PyTorch LLM tutorial — from blank file to working GPT

This guide is a pointer into the PyTorch part of The Loss Curve — the chapters where the project moves from browser JavaScript to a working local LLM in PyTorch. If you arrived searching for "PyTorch LLM tutorial," start here, then follow the chapters in order.

1. The shape of the code

By the end of the PyTorch part, your my-llm/ project has:

my-llm/
├── llm/
│   ├── tokenizer.py    # BPE you trained in chapter 3
│   ├── model.py        # the GPT model (~150 lines)
│   └── train.py        # the training loop
├── data/
│   ├── train.bin       # tokenized training data
│   └── val.bin
└── checkpoints/
    └── ckpt.pt         # trained weights

Plain files. Plain PyTorch. Nothing exotic.

2. Preparing the dataset

Chapter 11 — Prepare a real training dataset loads a corpus (Shakespeare by default), tokenizes it with the BPE tokenizer you trained earlier, builds a train/val split, and saves the tokens as a tensor on disk.

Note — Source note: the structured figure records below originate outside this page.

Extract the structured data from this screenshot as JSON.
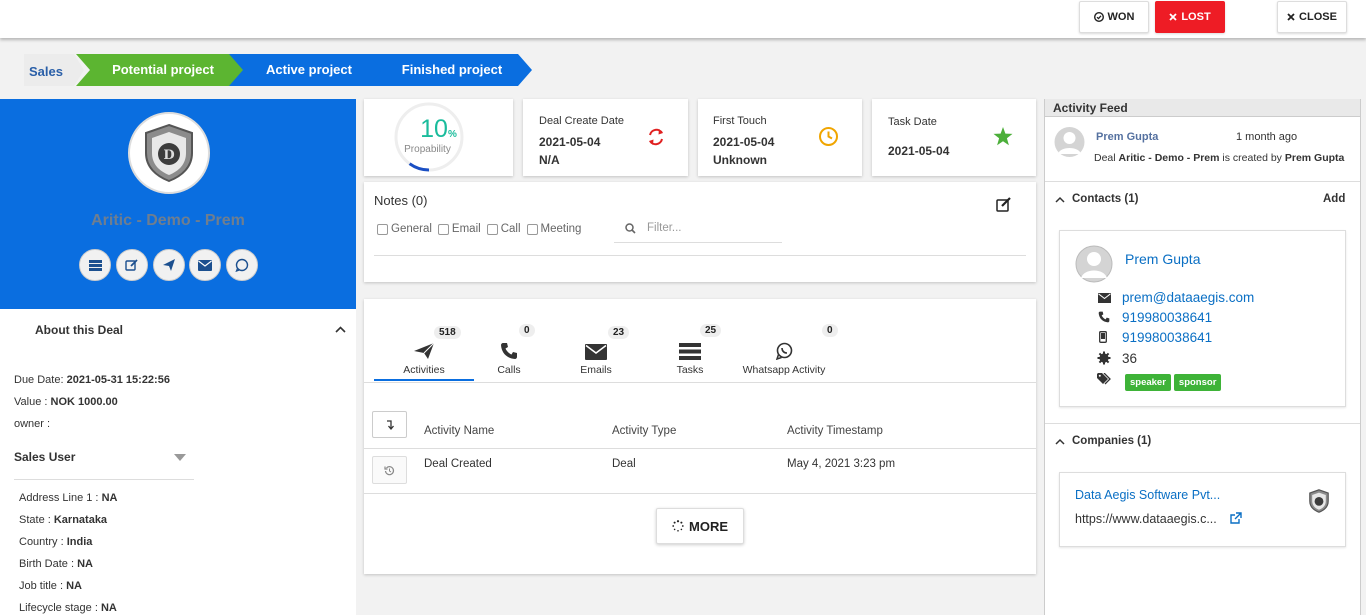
{
  "topbar": {
    "won_label": "WON",
    "lost_label": "LOST",
    "close_label": "CLOSE"
  },
  "pipeline": {
    "first": "Sales",
    "stages": [
      "Potential project",
      "Active project",
      "Finished project"
    ]
  },
  "deal": {
    "name": "Aritic - Demo - Prem"
  },
  "about": {
    "title": "About this Deal",
    "due_label": "Due Date:",
    "due_value": "2021-05-31 15:22:56",
    "value_label": "Value :",
    "value_value": "NOK 1000.00",
    "owner_label": "owner :",
    "owner_select": "Sales User",
    "fields": [
      {
        "label": "Address Line 1 :",
        "value": "NA"
      },
      {
        "label": "State :",
        "value": "Karnataka"
      },
      {
        "label": "Country :",
        "value": "India"
      },
      {
        "label": "Birth Date :",
        "value": "NA"
      },
      {
        "label": "Job title :",
        "value": "NA"
      },
      {
        "label": "Lifecycle stage :",
        "value": "NA"
      }
    ]
  },
  "stats": {
    "probability_value": "10",
    "probability_unit": "%",
    "probability_label": "Propability",
    "probability_fraction": 0.1,
    "deal_create_label": "Deal Create Date",
    "deal_create_value": "2021-05-04",
    "deal_create_sub": "N/A",
    "first_touch_label": "First Touch",
    "first_touch_value": "2021-05-04",
    "first_touch_sub": "Unknown",
    "task_date_label": "Task Date",
    "task_date_value": "2021-05-04"
  },
  "notes": {
    "title": "Notes (0)",
    "filters": [
      "General",
      "Email",
      "Call",
      "Meeting"
    ],
    "filter_placeholder": "Filter..."
  },
  "tabs": [
    {
      "label": "Activities",
      "count": "518"
    },
    {
      "label": "Calls",
      "count": "0"
    },
    {
      "label": "Emails",
      "count": "23"
    },
    {
      "label": "Tasks",
      "count": "25"
    },
    {
      "label": "Whatsapp Activity",
      "count": "0"
    }
  ],
  "table": {
    "headers": [
      "Activity Name",
      "Activity Type",
      "Activity Timestamp"
    ],
    "rows": [
      {
        "name": "Deal Created",
        "type": "Deal",
        "timestamp": "May 4, 2021 3:23 pm"
      }
    ],
    "more_label": "MORE"
  },
  "feed": {
    "title": "Activity Feed",
    "author": "Prem Gupta",
    "time": "1 month ago",
    "text_prefix": "Deal",
    "text_deal": "Aritic - Demo - Prem",
    "text_mid": "is created by",
    "text_author": "Prem Gupta"
  },
  "contacts": {
    "title": "Contacts (1)",
    "add_label": "Add",
    "name": "Prem Gupta",
    "email": "prem@dataaegis.com",
    "phone": "919980038641",
    "mobile": "919980038641",
    "score": "36",
    "tags": [
      "speaker",
      "sponsor"
    ]
  },
  "companies": {
    "title": "Companies (1)",
    "name": "Data Aegis Software Pvt...",
    "url": "https://www.dataaegis.c..."
  },
  "colors": {
    "brand_blue": "#0a6ee0",
    "green": "#5cb531",
    "red": "#ee1c25"
  }
}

The training loop reads train.bin directly via numpy.memmap — efficient, no copies, scales to corpora larger than RAM.

3. The model

Chapter 12 — A GPT model in ~150 lines of PyTorch writes the whole model:

class GPT(nn.Module):
    def __init__(self, config):
        super().__init__()
        self.token_emb = nn.Embedding(config.vocab_size, config.n_embd)
        self.pos_emb = nn.Embedding(config.block_size, config.n_embd)
        self.blocks = nn.ModuleList([Block(config) for _ in range(config.n_layer)])
        self.ln_f = nn.LayerNorm(config.n_embd)
        self.head = nn.Linear(config.n_embd, config.vocab_size, bias=False)
        self.head.weight = self.token_emb.weight   # weight tying
 
    def forward(self, idx, targets=None):
        ...

The Block is multi-head attention + feed-forward with residuals and LayerNorm. Each piece was built by hand in chapters 8–10; chapter 12 is the cleanup pass.

4. The training loop

Chapter 13 — The training loop writes the loop:

for step in range(max_steps):
    x, y = get_batch("train")
    logits, loss = model(x, y)
    optimizer.zero_grad(set_to_none=True)
    loss.backward()
    torch.nn.utils.clip_grad_norm_(model.parameters(), 1.0)
    optimizer.step()
 
    if step % eval_interval == 0:
        val_loss = estimate_loss("val")
        save_checkpoint(model, optimizer, step, val_loss)

With AdamW, gradient clipping, periodic validation, and clean checkpointing. The chapter visualizes the loss curve as it runs.

5. Generation

Chapter 14 — Sampling: temperature, top-k, top-p writes the sampler. A trained model is just a function from token sequences to next-token distributions; how you sample from those distributions is the difference between a useful generator and a boring one.

6. Loading real weights

Chapter 15 — Load GPT-2 weights into your model demonstrates that your architecture is identical to GPT-2 small: the same GPT class can load OpenAI's 124M weights with a name-mapping table.

This is where the course pays off most concretely. You wrote the architecture. You trained it on your data. Now the same code runs a real frontier-era model.

7. Fine-tuning

From here, the rest of the course is about making a base model useful:

• Chapter 17 — Instruction tuning for SFT.
• Chapter 18 — LoRA for parameter-efficient adaptation.
• Chapter 19 — Quantization for INT8 inference.
• Chapter 20 — Chat REPL with a KV cache.
• Chapter 21 — Capstone — the end-to-end ship.

8. Other PyTorch LLM tutorials

Worth knowing about:

• Karpathy's nanoGPT — denser, faster, optimized for training larger models on modest hardware.
• minGPT — Karpathy's earlier and even more readable variant.
• The Annotated Transformer — the classic walkthrough, encoder-decoder rather than decoder-only.

The Loss Curve is more spread out than any of these — it takes its time and explains each piece. That's the trade-off.